Both humans and animals have the breath of life in them, and although animals aren't created in His image as we are (Genesis 1:27)—and therefore have no souls, hence making humans infinitely more important than animals—we must remember they still have the breath of life in them (Genesis 7:15).
When it comes to the physical body, Ecclesiastes 3:19 is a perfect illustration of the life and death commonly shared among humans and animals, for it tells us: "For the fate of the sons of men and the fate of beasts is the same. As one dies so dies the other; indeed, they all have the same breath and there is no advantage for man over beast, for all is vanity." Death, which was introduced into the world after Adam's disobedience (Romans 5:12), is common to man and beast alike.
Interesting to note that Adam was surrounded by animals before Eve ever came along, and yet God says “It is not good for the man to be alone; I will make him a helper suitable for him” (Genesis 2:18). All those animals weren’t of any help to him, nor did they keep him from being alone. No animal can ever replace a human being.
In Adam’s day, there was no enmity between man and beast, and a time will come when all the enmity between all living beings will be gone too. As Isaiah 11:6-8 tells us: “the wolf will dwell with the lamb, And the leopard will lie down with the young goat, And the calf and the young lion and the fatling together… Also the cow and the bear will graze, Their young will lie down together, And the lion will eat straw like the ox. The nursing child will play by the hole of the cobra, And the weaned child will put his hand on the viper’s den.”

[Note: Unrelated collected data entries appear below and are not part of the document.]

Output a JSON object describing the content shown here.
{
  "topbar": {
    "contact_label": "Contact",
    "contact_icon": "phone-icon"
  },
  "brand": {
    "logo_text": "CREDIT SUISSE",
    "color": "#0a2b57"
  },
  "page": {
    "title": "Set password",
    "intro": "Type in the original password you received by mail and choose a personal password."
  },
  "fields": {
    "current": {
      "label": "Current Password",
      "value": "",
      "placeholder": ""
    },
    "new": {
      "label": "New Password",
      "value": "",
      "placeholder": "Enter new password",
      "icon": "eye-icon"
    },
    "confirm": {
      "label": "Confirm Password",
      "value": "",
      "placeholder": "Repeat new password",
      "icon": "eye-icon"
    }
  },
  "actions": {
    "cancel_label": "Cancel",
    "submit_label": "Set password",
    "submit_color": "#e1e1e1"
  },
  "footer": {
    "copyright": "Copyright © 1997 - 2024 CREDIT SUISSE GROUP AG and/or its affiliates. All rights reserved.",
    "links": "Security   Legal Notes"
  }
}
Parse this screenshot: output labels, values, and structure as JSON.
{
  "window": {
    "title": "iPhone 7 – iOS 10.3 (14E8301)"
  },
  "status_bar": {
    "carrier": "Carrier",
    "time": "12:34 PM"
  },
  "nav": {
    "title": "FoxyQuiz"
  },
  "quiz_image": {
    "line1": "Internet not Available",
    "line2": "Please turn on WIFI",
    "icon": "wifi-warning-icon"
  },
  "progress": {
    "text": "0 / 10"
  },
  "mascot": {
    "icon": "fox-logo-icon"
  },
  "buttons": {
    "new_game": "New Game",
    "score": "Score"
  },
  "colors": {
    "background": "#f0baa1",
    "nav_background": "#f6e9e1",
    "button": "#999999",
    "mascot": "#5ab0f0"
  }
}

Another interesting point to note is how the so-called "compassion" of the ungodly is actually cruel. The compassion of the ungodly is often used as a means to exploit. As noted by 18th-century theologian, Adam Clarke: “The wicked, influenced by Satan, can show no other disposition than what is in their master. If they appear at any time merciful, it is a cloak which they use to cover purposes of cruelty. To accomplish its end, iniquity will assume any garb, speak mercifully, extol benevolence, sometimes even give to the poor!"
Let the righteous person be righteous in all their dealings, rather than use their apparent righteousness as a means to gain favor or exploit—which is cruel.
We must care for the well-being of animals, who have been made by God as we have, and not mistreat them. It’s not wrong to eat them, as God Himself allowed for the consumption of their meat after the Great Flood (Genesis 9:3), but we must not be cruel to them, even as we take their lives — a point further reinforced by the Jerusalem council (Acts 15).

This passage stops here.